L’artiste Sophia Al Maria convoque l’imaginaire pour interroger les disparités socio-économiques au Qatar
Pour sa première exposition personnelle au Qatar où elle est née en 1983 et a passé une partie de son enfance, Sophia Al Maria présente au Mathaf à Doha Invisible Labors, Daydream Therapy. L’artiste convoque employés et anciens collaborateurs du musée, où elle a elle-même travaillé entre 2007 et 2011, pour former un contenu collectif et participatif qui interroge les disparités socio-économiques de son pays d’origine, mais aussi celles du monde de l’art dans lequel elle évolue et de ses protagonistes, en faisant triompher une certaine idée du pouvoir renversé par le rêve et l’imaginaire.
Par Martha Kirszenbaum.
Artiste, vidéaste et écrivaine, Sophia Al Maria est née au Qatar en 1983, et grandit aux États-Unis avant de s’installer au Caire puis à Londres. Son travail adresse les transformations majeures qu’ont connu les pays du Golfe ces dernières décennies, et le devenir de métropoles de la région. Elle formule ainsi la notion de «Futurisme du Golfe» décrivant comment la découverte du pétrole a apporté à ces pays une richesse aussi soudaine qu’incontrôlée, menant à un développement urbain sans précédent, à une consommation frénétique et à une obsession pour la technologie tout en accroissant les inégalités, les dérives environnementales, l’effacement de l’histoire et le fondamentalisme religieux. Fascinée par la manière dont les technologies et la notion de futur isolent les individus, elle convoque son imagerie au mythe de la science-fiction.

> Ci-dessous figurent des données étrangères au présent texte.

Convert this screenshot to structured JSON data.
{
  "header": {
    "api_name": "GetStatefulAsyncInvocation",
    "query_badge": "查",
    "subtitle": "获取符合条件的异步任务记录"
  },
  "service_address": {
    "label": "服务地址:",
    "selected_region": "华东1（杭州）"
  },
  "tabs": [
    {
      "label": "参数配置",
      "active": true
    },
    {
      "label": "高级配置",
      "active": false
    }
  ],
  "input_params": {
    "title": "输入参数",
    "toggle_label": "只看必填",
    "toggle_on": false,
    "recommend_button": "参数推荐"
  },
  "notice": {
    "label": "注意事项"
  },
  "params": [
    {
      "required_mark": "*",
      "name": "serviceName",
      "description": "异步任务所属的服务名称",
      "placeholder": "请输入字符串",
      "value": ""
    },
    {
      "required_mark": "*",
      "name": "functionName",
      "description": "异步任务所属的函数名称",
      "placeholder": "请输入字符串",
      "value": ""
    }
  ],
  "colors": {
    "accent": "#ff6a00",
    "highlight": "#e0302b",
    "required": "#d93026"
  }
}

Pour sa première exposition personnelle au Qatar où elle est née et a passé une partie de son enfance, Sophia Al Maria présente au Mathaf Invisible Labors, Daydream Therapy, dont le titre s’inspire du court-métrage du réalisateur américano-haïtien Bernard Nicolas, réalisé en 1977 et intitulé Daydream Therapy. Il dépeint avec humour et poésie la vie fantasmée d’une employée d’hôtel Noire, dont les rêveries rebelles permettent d’échapper aux humiliations de son travail. Dans la continuité des idéaux transmis par ce film, projeté par ailleurs dans l’espace d’exposition, Sophia Al Maria place l’utopie et la collaboration au cœur de son projet. Elle convoque ainsi employés et anciens collaborateurs du musée, où elle a elle-même travaillé entre 2007 et 2011, pour former un contenu collectif et participatif. Qu’il soit assistant, gardien de salle ou femme de ménage, chacun a reçu ici carte blanche pour participer à l’exposition, en ajoutant par exemple un élément de leur choix aux collages présentés par l’artiste et qui rassemblent les archives photographiques de l’artiste, ainsi que ses carnets intimes, ses premiers selfies ou son vieux téléphone Nokia des années 2000.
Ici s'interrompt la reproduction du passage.